Préserver le réseau d’eau
Nous y sommes guidés par Gabrielle Loichat, collaboratrice production végétale et environnement chez AGRIDEA, la centrale de vulgarisation agricole suisse, et par Fabio Mascher, professeur de protection des plantes au département Agronomie de la HAFL. C’est ce dernier qui nous fixe le cadre général. "Sur une exploitation, il faut faire attention à ne pas mélanger les produits phytosanitaires (ou PPh) avec le réseau d’eau de la ferme. Il y a aussi des incompatibilités entre certains fongicides et certains herbicides, et il faut toujours tout nettoyer. Mais ces eaux de nettoyage ne peuvent pas partir dans les égouts, encore moins dans le ruisseau d’à côté."
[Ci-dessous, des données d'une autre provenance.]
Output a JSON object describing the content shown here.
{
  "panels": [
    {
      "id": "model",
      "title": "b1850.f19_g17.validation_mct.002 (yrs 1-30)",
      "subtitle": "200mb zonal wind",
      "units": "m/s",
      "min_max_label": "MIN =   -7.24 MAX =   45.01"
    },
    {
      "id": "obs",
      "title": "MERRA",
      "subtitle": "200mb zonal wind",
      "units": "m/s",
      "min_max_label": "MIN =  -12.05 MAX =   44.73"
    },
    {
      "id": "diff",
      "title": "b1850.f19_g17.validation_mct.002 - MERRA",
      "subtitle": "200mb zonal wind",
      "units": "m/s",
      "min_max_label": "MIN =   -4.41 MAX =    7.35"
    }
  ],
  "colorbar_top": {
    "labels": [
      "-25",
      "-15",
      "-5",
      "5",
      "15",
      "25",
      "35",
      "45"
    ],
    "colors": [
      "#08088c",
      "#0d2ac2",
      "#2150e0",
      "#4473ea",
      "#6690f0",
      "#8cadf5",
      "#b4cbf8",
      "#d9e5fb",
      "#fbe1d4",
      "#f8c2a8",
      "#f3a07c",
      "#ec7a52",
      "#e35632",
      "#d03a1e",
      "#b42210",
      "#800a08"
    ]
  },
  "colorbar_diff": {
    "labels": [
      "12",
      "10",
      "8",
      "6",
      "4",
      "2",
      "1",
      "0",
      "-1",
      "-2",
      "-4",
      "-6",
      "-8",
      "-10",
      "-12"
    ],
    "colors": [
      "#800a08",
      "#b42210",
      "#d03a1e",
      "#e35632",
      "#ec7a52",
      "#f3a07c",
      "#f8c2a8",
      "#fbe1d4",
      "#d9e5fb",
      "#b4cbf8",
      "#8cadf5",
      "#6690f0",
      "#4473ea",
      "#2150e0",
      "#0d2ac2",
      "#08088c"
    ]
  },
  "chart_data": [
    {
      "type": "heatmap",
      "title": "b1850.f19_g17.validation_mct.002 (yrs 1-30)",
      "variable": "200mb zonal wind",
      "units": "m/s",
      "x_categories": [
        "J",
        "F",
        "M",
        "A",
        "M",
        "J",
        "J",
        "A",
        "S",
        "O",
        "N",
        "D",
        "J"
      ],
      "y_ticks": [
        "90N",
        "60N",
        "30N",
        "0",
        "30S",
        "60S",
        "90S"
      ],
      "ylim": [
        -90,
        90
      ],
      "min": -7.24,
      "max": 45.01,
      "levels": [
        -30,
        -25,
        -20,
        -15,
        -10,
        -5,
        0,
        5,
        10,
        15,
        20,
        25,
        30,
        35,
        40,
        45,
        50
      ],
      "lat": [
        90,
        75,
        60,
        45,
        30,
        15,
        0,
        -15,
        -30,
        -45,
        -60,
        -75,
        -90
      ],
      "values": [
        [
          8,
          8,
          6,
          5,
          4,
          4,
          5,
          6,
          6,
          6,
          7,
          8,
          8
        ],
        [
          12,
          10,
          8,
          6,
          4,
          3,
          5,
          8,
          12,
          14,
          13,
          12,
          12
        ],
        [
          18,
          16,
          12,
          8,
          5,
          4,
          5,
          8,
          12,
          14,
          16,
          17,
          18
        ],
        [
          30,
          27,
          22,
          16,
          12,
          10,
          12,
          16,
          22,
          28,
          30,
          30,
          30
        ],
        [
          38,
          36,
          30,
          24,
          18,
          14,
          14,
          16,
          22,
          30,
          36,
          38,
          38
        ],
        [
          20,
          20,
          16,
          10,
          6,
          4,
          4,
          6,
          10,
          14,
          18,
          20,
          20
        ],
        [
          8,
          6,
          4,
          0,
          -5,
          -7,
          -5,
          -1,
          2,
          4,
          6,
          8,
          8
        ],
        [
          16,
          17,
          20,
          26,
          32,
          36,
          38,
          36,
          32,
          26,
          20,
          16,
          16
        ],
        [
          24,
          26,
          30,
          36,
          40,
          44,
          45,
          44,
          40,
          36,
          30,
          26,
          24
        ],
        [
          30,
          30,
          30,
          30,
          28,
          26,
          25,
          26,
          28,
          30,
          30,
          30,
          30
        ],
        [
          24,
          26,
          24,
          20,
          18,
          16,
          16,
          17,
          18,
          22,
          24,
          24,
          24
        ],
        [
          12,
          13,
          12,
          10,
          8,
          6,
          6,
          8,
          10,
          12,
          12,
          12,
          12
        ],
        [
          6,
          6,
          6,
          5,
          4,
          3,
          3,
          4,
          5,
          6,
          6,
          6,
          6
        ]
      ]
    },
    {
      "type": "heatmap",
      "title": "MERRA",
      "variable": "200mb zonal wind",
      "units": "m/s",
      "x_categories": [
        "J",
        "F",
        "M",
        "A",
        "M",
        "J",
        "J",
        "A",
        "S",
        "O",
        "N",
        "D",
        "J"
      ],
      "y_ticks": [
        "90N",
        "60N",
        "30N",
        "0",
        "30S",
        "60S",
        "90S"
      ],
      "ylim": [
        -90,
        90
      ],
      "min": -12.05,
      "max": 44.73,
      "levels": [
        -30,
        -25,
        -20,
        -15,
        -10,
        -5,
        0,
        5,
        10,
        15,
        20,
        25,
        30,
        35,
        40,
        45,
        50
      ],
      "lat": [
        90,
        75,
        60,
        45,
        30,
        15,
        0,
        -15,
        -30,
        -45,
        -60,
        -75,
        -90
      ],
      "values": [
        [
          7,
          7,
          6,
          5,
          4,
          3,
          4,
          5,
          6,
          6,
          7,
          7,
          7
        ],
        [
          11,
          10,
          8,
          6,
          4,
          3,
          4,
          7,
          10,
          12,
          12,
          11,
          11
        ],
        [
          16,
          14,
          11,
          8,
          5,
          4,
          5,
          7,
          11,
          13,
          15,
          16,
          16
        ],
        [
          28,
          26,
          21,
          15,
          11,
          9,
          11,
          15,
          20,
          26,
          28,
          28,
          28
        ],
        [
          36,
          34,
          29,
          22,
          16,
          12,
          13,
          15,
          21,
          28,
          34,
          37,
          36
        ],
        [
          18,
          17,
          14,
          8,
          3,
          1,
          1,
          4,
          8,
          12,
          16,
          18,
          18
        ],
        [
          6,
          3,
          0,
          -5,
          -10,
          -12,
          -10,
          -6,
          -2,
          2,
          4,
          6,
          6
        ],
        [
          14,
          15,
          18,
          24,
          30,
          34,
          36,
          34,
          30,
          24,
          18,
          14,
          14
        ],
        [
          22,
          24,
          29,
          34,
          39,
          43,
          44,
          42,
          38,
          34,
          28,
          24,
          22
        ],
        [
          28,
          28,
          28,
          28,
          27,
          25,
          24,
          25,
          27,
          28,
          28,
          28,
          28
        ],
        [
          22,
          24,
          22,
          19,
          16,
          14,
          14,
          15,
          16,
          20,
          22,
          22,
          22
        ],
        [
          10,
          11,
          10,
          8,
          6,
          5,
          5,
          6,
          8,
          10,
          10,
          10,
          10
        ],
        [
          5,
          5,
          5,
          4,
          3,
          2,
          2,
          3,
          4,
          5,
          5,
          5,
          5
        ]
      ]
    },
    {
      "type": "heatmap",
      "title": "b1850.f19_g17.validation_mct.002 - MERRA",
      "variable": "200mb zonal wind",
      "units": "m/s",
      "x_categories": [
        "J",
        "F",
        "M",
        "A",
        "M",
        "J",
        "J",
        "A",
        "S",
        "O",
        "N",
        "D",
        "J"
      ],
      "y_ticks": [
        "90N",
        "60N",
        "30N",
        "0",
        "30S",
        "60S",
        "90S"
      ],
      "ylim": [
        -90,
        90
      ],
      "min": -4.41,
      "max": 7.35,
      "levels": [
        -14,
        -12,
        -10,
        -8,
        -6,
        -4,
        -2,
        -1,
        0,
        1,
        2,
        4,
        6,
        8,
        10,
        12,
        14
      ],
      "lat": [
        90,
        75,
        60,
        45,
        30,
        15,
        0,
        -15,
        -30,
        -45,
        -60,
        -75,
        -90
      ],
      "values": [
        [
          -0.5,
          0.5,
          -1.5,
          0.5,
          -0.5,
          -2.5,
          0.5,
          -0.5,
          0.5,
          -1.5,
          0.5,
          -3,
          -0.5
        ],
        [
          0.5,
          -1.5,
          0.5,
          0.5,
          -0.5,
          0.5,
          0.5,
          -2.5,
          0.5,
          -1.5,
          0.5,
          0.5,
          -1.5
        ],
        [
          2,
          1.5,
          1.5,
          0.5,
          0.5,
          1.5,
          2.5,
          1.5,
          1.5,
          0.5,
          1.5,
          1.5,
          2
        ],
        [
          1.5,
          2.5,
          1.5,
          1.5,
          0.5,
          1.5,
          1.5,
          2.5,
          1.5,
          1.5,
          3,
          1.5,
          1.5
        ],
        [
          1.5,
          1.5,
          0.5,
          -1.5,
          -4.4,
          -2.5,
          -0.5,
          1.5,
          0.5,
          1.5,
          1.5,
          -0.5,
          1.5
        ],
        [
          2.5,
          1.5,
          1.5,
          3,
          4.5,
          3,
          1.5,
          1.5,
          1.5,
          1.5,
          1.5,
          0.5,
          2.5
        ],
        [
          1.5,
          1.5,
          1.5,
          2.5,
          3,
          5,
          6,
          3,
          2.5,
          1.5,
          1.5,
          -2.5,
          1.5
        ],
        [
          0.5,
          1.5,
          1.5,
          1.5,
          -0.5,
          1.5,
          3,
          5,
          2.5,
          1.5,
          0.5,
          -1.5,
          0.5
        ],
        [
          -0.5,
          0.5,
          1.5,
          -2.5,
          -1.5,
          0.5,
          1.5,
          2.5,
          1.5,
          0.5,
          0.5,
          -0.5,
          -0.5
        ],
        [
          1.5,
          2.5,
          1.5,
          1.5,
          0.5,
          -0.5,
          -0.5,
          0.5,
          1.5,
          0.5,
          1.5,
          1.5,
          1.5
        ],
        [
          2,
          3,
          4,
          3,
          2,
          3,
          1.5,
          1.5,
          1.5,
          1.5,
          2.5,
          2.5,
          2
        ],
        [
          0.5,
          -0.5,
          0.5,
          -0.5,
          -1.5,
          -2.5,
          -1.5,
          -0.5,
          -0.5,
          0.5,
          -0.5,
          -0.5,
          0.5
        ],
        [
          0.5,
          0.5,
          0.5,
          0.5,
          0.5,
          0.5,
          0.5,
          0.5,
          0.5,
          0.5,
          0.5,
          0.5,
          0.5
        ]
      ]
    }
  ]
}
Quand on n’a pas de champ ni de fosse à purin
"En revanche, il est possible d’épandre ces produits dans son champ, ou dans une fosse à purin si l’on a des animaux à la ferme", poursuit le professeur, "car, dans les deux cas, ils y sont naturellement dégradés en CO2 et en azote. Mais si ces conditions ne peuvent être réunies, sur des parcelles difficiles d'accès ou par manque de place, il y a lieu de neutraliser la nocivité de ces bouillies. Jusqu’à encore récemment, on ne prêtait pas du tout assez attention aux conditions d’utilisation des PPh. J’entends encore mon oncle me dire que le cuivre, employé comme fongicide, était un désinfectant. Mais on n’avait pas conscience des concentrations utilisées, et on pouvait s’intoxiquer. Avec ces machines, et les différents équipements de protections certifiés qui les accompagnent, ce risque peut être considérablement réduit." Un mot du cuivre justement: lui ne peut absolument pas être dégradé, et sera donc extrait par ces systèmes, avant d’être éliminé dans une déchetterie spécialisée, ou bien épandu dans le champ si les taux mesurés entrent dans les normes admises.
Partenariat avec des fournisseurs
Mais à Gabrielle Loichat de mieux nous détailler le projet: "Une plateforme «Produits phytosanitaires et eaux» a été créée à l’automne 2018, pour gérer les interfaces entre Confédération, Cantons et recherche, vulgarisation et application légale, et c’est cette plateforme qui a développé l’exposition à partir de 2022, en français et en allemand. AGRIDEA a travaillé dessus avec la HAFL et l’INFORAMA Rütti. On a plusieurs partenariats avec des fournisseurs, qui nous ont mis à disposition leurs outils, ce qui permet à nos visiteurs d’avoir une vue d’ensemble et de choisir ce qui convient le mieux à leur exploitation. Certaines machines utilisent de l’électricité et on peut les faire tourner, d’autres pas". Et Fabio Mascher d’ajouter: "Beaucoup viennent de France, du fait de leur programme Ecophyto [qui remonte à 2009] pour réduire l’impact des PPh sur l’environnement. Cela a encouragé de petites entreprises dédiées à développer leurs outils."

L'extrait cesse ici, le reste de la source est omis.